Learning to Model Diverse Driving Behaviors in Highly Interactive Autonomous Driving Scenarios with Multi-Agent Reinforcement Learning
Liu Weiwei, Hu Wenxuan, Jing Wei, Lei Lanxin, Gao Lingping, Liu Yong
TL;DR
This work tackles the challenge of diverse driving styles in multi-agent reinforcement learning for autonomous driving by introducing the Personality Modeling Network (PeMN). PeMN decomposes each agent's reward into self- and cooperative components with a cooperation value function, balanced by a personality parameter $\alpha$, and it trains diverse background traffic to improve ego-vehicle generalization. Using centralized training with decentralized execution (MAPPO), the framework learns both self and cooperative value functions, enabling adaptive cooperation in highly interactive scenarios.

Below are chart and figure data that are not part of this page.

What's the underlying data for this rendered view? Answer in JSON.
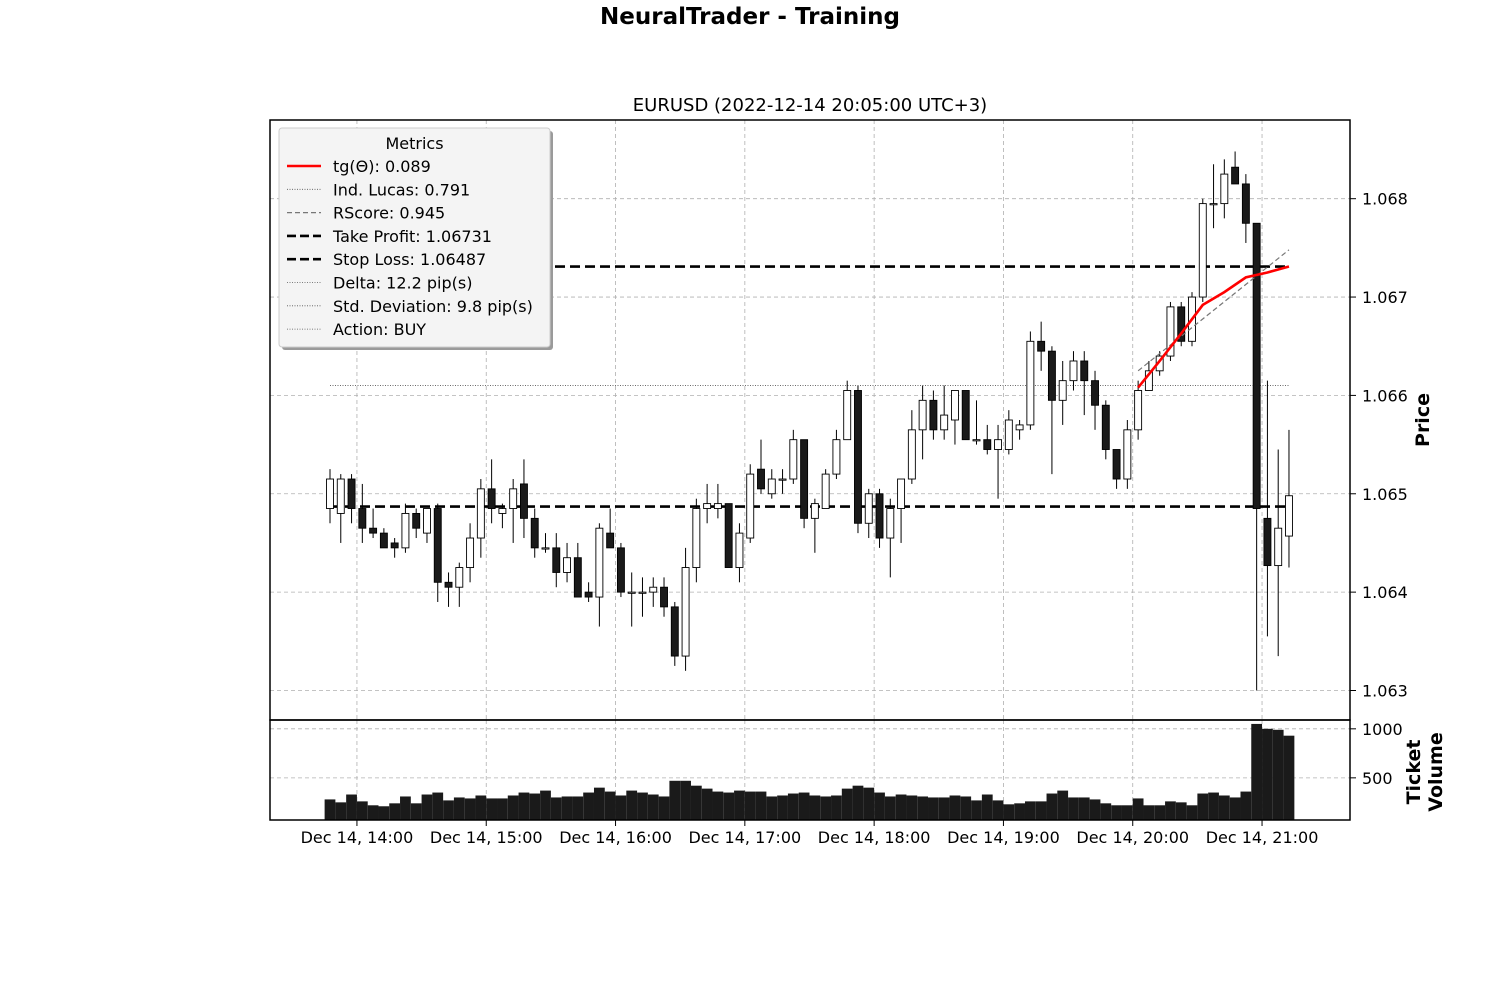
{
  "figure": {
    "suptitle": "NeuralTrader - Training"
  },
  "chart_data": {
    "type": "candlestick",
    "title": "EURUSD (2022-12-14 20:05:00 UTC+3)",
    "price_axis": {
      "label": "Price",
      "ylim": [
        1.0627,
        1.0688
      ],
      "ticks": [
        "1.063",
        "1.064",
        "1.065",
        "1.066",
        "1.067",
        "1.068"
      ],
      "grid": true,
      "side": "right"
    },
    "volume_axis": {
      "label": "Ticket\nVolume",
      "ylim": [
        70,
        1090
      ],
      "ticks": [
        "500",
        "1000"
      ],
      "grid": true,
      "side": "right"
    },
    "x_axis": {
      "tick_labels": [
        "Dec 14, 14:00",
        "Dec 14, 15:00",
        "Dec 14, 16:00",
        "Dec 14, 17:00",
        "Dec 14, 18:00",
        "Dec 14, 19:00",
        "Dec 14, 20:00",
        "Dec 14, 21:00"
      ],
      "tick_positions": [
        2.5,
        14.5,
        26.5,
        38.5,
        50.5,
        62.5,
        74.5,
        86.5
      ],
      "grid": true
    },
    "candles": [
      [
        1.06485,
        1.06525,
        1.0647,
        1.06515,
        280
      ],
      [
        1.0648,
        1.0652,
        1.0645,
        1.06515,
        250
      ],
      [
        1.06515,
        1.0652,
        1.0647,
        1.06485,
        330
      ],
      [
        1.06485,
        1.0651,
        1.0645,
        1.06465,
        260
      ],
      [
        1.06465,
        1.06485,
        1.06455,
        1.0646,
        220
      ],
      [
        1.0646,
        1.06465,
        1.06445,
        1.06445,
        210
      ],
      [
        1.0645,
        1.06455,
        1.06435,
        1.06445,
        240
      ],
      [
        1.06445,
        1.0649,
        1.0644,
        1.0648,
        310
      ],
      [
        1.0648,
        1.06485,
        1.06455,
        1.06465,
        240
      ],
      [
        1.0646,
        1.06485,
        1.0645,
        1.06485,
        330
      ],
      [
        1.06485,
        1.0649,
        1.0639,
        1.0641,
        350
      ],
      [
        1.0641,
        1.0642,
        1.06385,
        1.06405,
        270
      ],
      [
        1.06405,
        1.0643,
        1.06385,
        1.06425,
        300
      ],
      [
        1.06425,
        1.0647,
        1.0641,
        1.06455,
        290
      ],
      [
        1.06455,
        1.06515,
        1.06435,
        1.06505,
        320
      ],
      [
        1.06505,
        1.06535,
        1.0647,
        1.06485,
        290
      ],
      [
        1.0648,
        1.0649,
        1.06465,
        1.06485,
        290
      ],
      [
        1.06485,
        1.06515,
        1.0645,
        1.06505,
        320
      ],
      [
        1.0651,
        1.06535,
        1.06455,
        1.06475,
        350
      ],
      [
        1.06475,
        1.06485,
        1.06435,
        1.06445,
        340
      ],
      [
        1.06445,
        1.0646,
        1.0644,
        1.06445,
        370
      ],
      [
        1.06445,
        1.0646,
        1.06405,
        1.0642,
        300
      ],
      [
        1.0642,
        1.0645,
        1.0641,
        1.06435,
        310
      ],
      [
        1.06435,
        1.0645,
        1.06395,
        1.06395,
        310
      ],
      [
        1.064,
        1.0641,
        1.0639,
        1.06395,
        350
      ],
      [
        1.06395,
        1.0647,
        1.06365,
        1.06465,
        400
      ],
      [
        1.0646,
        1.06485,
        1.0645,
        1.06445,
        360
      ],
      [
        1.06445,
        1.0645,
        1.06395,
        1.064,
        320
      ],
      [
        1.064,
        1.0642,
        1.06365,
        1.064,
        370
      ],
      [
        1.064,
        1.06415,
        1.06375,
        1.064,
        350
      ],
      [
        1.064,
        1.06415,
        1.06385,
        1.06405,
        330
      ],
      [
        1.06405,
        1.06415,
        1.06375,
        1.06385,
        310
      ],
      [
        1.06385,
        1.0639,
        1.06325,
        1.06335,
        470
      ],
      [
        1.06335,
        1.06445,
        1.0632,
        1.06425,
        470
      ],
      [
        1.06425,
        1.06495,
        1.0641,
        1.06485,
        420
      ],
      [
        1.06485,
        1.0651,
        1.0647,
        1.0649,
        390
      ],
      [
        1.06485,
        1.0651,
        1.06475,
        1.0649,
        360
      ],
      [
        1.0649,
        1.0649,
        1.0643,
        1.06425,
        350
      ],
      [
        1.06425,
        1.0647,
        1.0641,
        1.0646,
        370
      ],
      [
        1.06455,
        1.0653,
        1.0645,
        1.0652,
        360
      ],
      [
        1.06525,
        1.06555,
        1.065,
        1.06505,
        360
      ],
      [
        1.065,
        1.06525,
        1.06495,
        1.06515,
        310
      ],
      [
        1.06515,
        1.06525,
        1.065,
        1.06515,
        320
      ],
      [
        1.06515,
        1.06565,
        1.0651,
        1.06555,
        340
      ],
      [
        1.06555,
        1.06555,
        1.06465,
        1.06475,
        350
      ],
      [
        1.06475,
        1.06495,
        1.0644,
        1.0649,
        320
      ],
      [
        1.06485,
        1.06525,
        1.06485,
        1.0652,
        310
      ],
      [
        1.0652,
        1.06565,
        1.06515,
        1.06555,
        320
      ],
      [
        1.06555,
        1.06615,
        1.06555,
        1.06605,
        390
      ],
      [
        1.06605,
        1.0661,
        1.0646,
        1.0647,
        420
      ],
      [
        1.0647,
        1.06505,
        1.06455,
        1.065,
        400
      ],
      [
        1.065,
        1.06505,
        1.06445,
        1.06455,
        350
      ],
      [
        1.06455,
        1.06495,
        1.06415,
        1.06485,
        310
      ],
      [
        1.06485,
        1.06515,
        1.0645,
        1.06515,
        330
      ],
      [
        1.06515,
        1.06585,
        1.0651,
        1.06565,
        320
      ],
      [
        1.06565,
        1.0661,
        1.06535,
        1.06595,
        310
      ],
      [
        1.06595,
        1.06605,
        1.06555,
        1.06565,
        300
      ],
      [
        1.06565,
        1.0661,
        1.06555,
        1.0658,
        300
      ],
      [
        1.06575,
        1.06605,
        1.0655,
        1.06605,
        320
      ],
      [
        1.06605,
        1.06605,
        1.06555,
        1.06555,
        310
      ],
      [
        1.06555,
        1.06595,
        1.0655,
        1.06555,
        270
      ],
      [
        1.06555,
        1.0657,
        1.0654,
        1.06545,
        330
      ],
      [
        1.06545,
        1.0657,
        1.06495,
        1.06555,
        270
      ],
      [
        1.06545,
        1.06585,
        1.0654,
        1.06575,
        230
      ],
      [
        1.06565,
        1.06575,
        1.06555,
        1.0657,
        240
      ],
      [
        1.0657,
        1.06665,
        1.06565,
        1.06655,
        260
      ],
      [
        1.06655,
        1.06675,
        1.06625,
        1.06645,
        260
      ],
      [
        1.06645,
        1.0665,
        1.0652,
        1.06595,
        340
      ],
      [
        1.06595,
        1.06635,
        1.0657,
        1.06615,
        370
      ],
      [
        1.06615,
        1.06645,
        1.06605,
        1.06635,
        300
      ],
      [
        1.06635,
        1.06645,
        1.0658,
        1.06615,
        300
      ],
      [
        1.06615,
        1.06625,
        1.06565,
        1.0659,
        280
      ],
      [
        1.0659,
        1.06595,
        1.06535,
        1.06545,
        240
      ],
      [
        1.06545,
        1.06545,
        1.06505,
        1.06515,
        220
      ],
      [
        1.06515,
        1.06575,
        1.06505,
        1.06565,
        220
      ],
      [
        1.06565,
        1.06615,
        1.06555,
        1.06605,
        290
      ],
      [
        1.06605,
        1.06635,
        1.06605,
        1.06625,
        220
      ],
      [
        1.06625,
        1.06645,
        1.0662,
        1.0664,
        220
      ],
      [
        1.0664,
        1.06695,
        1.06635,
        1.0669,
        260
      ],
      [
        1.0669,
        1.06695,
        1.0665,
        1.06655,
        250
      ],
      [
        1.06655,
        1.06705,
        1.0665,
        1.067,
        220
      ],
      [
        1.067,
        1.068,
        1.06695,
        1.06795,
        340
      ],
      [
        1.06795,
        1.06835,
        1.0677,
        1.06795,
        350
      ],
      [
        1.06795,
        1.0684,
        1.0678,
        1.06825,
        320
      ],
      [
        1.06832,
        1.06848,
        1.06815,
        1.06815,
        300
      ],
      [
        1.06815,
        1.06825,
        1.06755,
        1.06775,
        360
      ],
      [
        1.06775,
        1.06775,
        1.063,
        1.06485,
        1050
      ],
      [
        1.06475,
        1.06615,
        1.06355,
        1.06427,
        1000
      ],
      [
        1.06427,
        1.06545,
        1.06335,
        1.06465,
        990
      ],
      [
        1.06457,
        1.06565,
        1.06425,
        1.06498,
        930
      ]
    ],
    "lines": {
      "take_profit": {
        "start": 0,
        "end": 89,
        "value": 1.06731,
        "color": "#000000",
        "dash": "dashed"
      },
      "stop_loss": {
        "start": 0,
        "end": 89,
        "value": 1.06487,
        "color": "#000000",
        "dash": "dashed"
      },
      "ind_lucas": {
        "start": 0,
        "end": 89,
        "value": 1.0661,
        "color": "#555555",
        "dash": "dotted"
      },
      "tg_theta": {
        "color": "#ff0000",
        "x": [
          75,
          77,
          79,
          81,
          83,
          85,
          87,
          88,
          89
        ],
        "y": [
          1.06608,
          1.06635,
          1.06663,
          1.06692,
          1.06705,
          1.0672,
          1.06725,
          1.06728,
          1.06731
        ]
      },
      "rscore": {
        "color": "#777777",
        "x": [
          75,
          89
        ],
        "y": [
          1.06625,
          1.06748
        ]
      }
    },
    "legend": {
      "title": "Metrics",
      "placement": "upper-left",
      "entries": [
        {
          "label": "tg(Θ): 0.089",
          "style": "solid",
          "color": "#ff0000"
        },
        {
          "label": "Ind. Lucas: 0.791",
          "style": "dotted",
          "color": "#555555"
        },
        {
          "label": "RScore: 0.945",
          "style": "dashed-thin",
          "color": "#777777"
        },
        {
          "label": "Take Profit: 1.06731",
          "style": "dashed-bold",
          "color": "#000000"
        },
        {
          "label": "Stop Loss: 1.06487",
          "style": "dashed-bold",
          "color": "#000000"
        },
        {
          "label": "Delta: 12.2 pip(s)",
          "style": "dotted",
          "color": "#555555"
        },
        {
          "label": "Std. Deviation: 9.8 pip(s)",
          "style": "dotted",
          "color": "#555555"
        },
        {
          "label": "Action: BUY",
          "style": "dotted",
          "color": "#555555"
        }
      ]
    },
    "colors": {
      "bull_body": "#ffffff",
      "bear_body": "#1a1a1a",
      "wick": "#000000",
      "volume_bar": "#1a1a1a",
      "grid": "#b0b0b0"
    }
  }
}
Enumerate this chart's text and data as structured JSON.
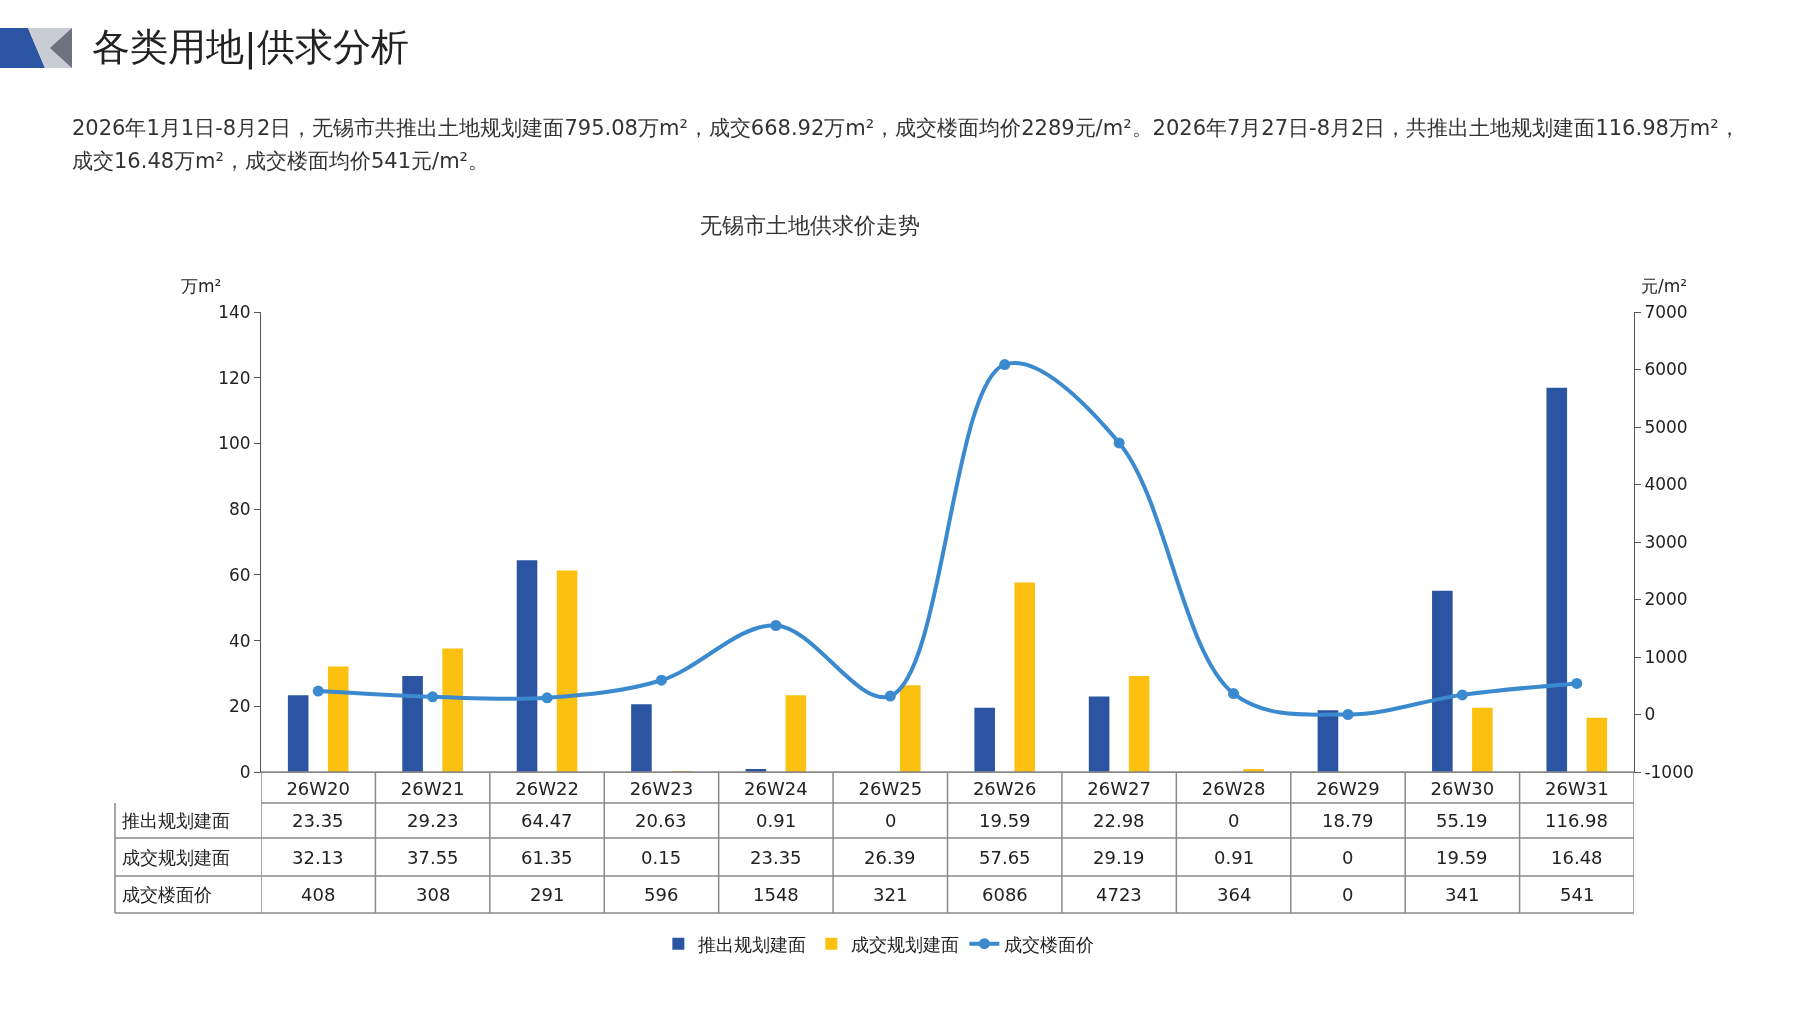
{
  "chart_data": {
    "type": "bar",
    "title": "各类用地|供求分析",
    "subtitle": "2026年1月1日-8月2日，无锡市共推出土地规划建面795.08万m²，成交668.92万m²，成交楼面均价2289元/m²。2026年7月27日-8月2日，共推出土地规划建面116.98万m²，成交16.48万m²，成交楼面均价541元/m²。",
    "annotations": [
      "无锡市土地供求价走势"
    ],
    "ylabel": "万m²",
    "y2label": "元/m²",
    "categories": [
      "26W20",
      "26W21",
      "26W22",
      "26W23",
      "26W24",
      "26W25",
      "26W26",
      "26W27",
      "26W28",
      "26W29",
      "26W30",
      "26W31"
    ],
    "series": [
      {
        "name": "推出规划建面",
        "color": "#2b55a3",
        "values": [
          23.35,
          29.23,
          64.47,
          20.63,
          0.91,
          0,
          19.59,
          22.98,
          0,
          18.79,
          55.19,
          116.98
        ]
      },
      {
        "name": "成交规划建面",
        "color": "#fcc010",
        "values": [
          32.13,
          37.55,
          61.35,
          0.15,
          23.35,
          26.39,
          57.65,
          29.19,
          0.91,
          0,
          19.59,
          16.48
        ]
      },
      {
        "name": "成交楼面价",
        "type": "line",
        "axis": "y2",
        "color": "#3b8ad0",
        "values": [
          408,
          308,
          291,
          596,
          1548,
          321,
          6086,
          4723,
          364,
          0,
          341,
          541
        ]
      }
    ],
    "ylim": [
      0,
      140
    ],
    "yticks": [
      0,
      20,
      40,
      60,
      80,
      100,
      120,
      140
    ],
    "y2lim": [
      -1000,
      7000
    ],
    "y2ticks": [
      -1000,
      0,
      1000,
      2000,
      3000,
      4000,
      5000,
      6000,
      7000
    ],
    "data_labels": true,
    "grid": false,
    "legend": "bottom",
    "marker": "circle",
    "line_style": "solid"
  }
}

Empirical results in MetaDrive show that PeMN enhances generalization to unseen personalities, improves robustness against diverse traffic, and yields safer, more efficient driving policies by leveraging diverse interaction data during training.
Abstract
Autonomous vehicles trained through Multi-Agent Reinforcement Learning (MARL) have shown impressive results in many driving scenarios. However, the performance of these trained policies can be impacted when faced with diverse driving styles and personalities, particularly in highly interactive situations. This is because conventional MARL algorithms usually operate under the assumption of fully cooperative behavior among all agents and focus on maximizing team rewards during training. To address this issue, we introduce the Personality Modeling Network (PeMN), which includes a cooperation value function and personality parameters to model the varied interactions in high-interactive scenarios. The PeMN also enables the training of a background traffic flow with diverse behaviors, thereby improving the performance and generalization of the ego vehicle. Our extensive experimental studies, which incorporate different personality parameters in high-interactive driving scenarios, demonstrate that the personality parameters effectively model diverse driving styles and that policies trained with PeMN demonstrate better generalization compared to traditional MARL methods.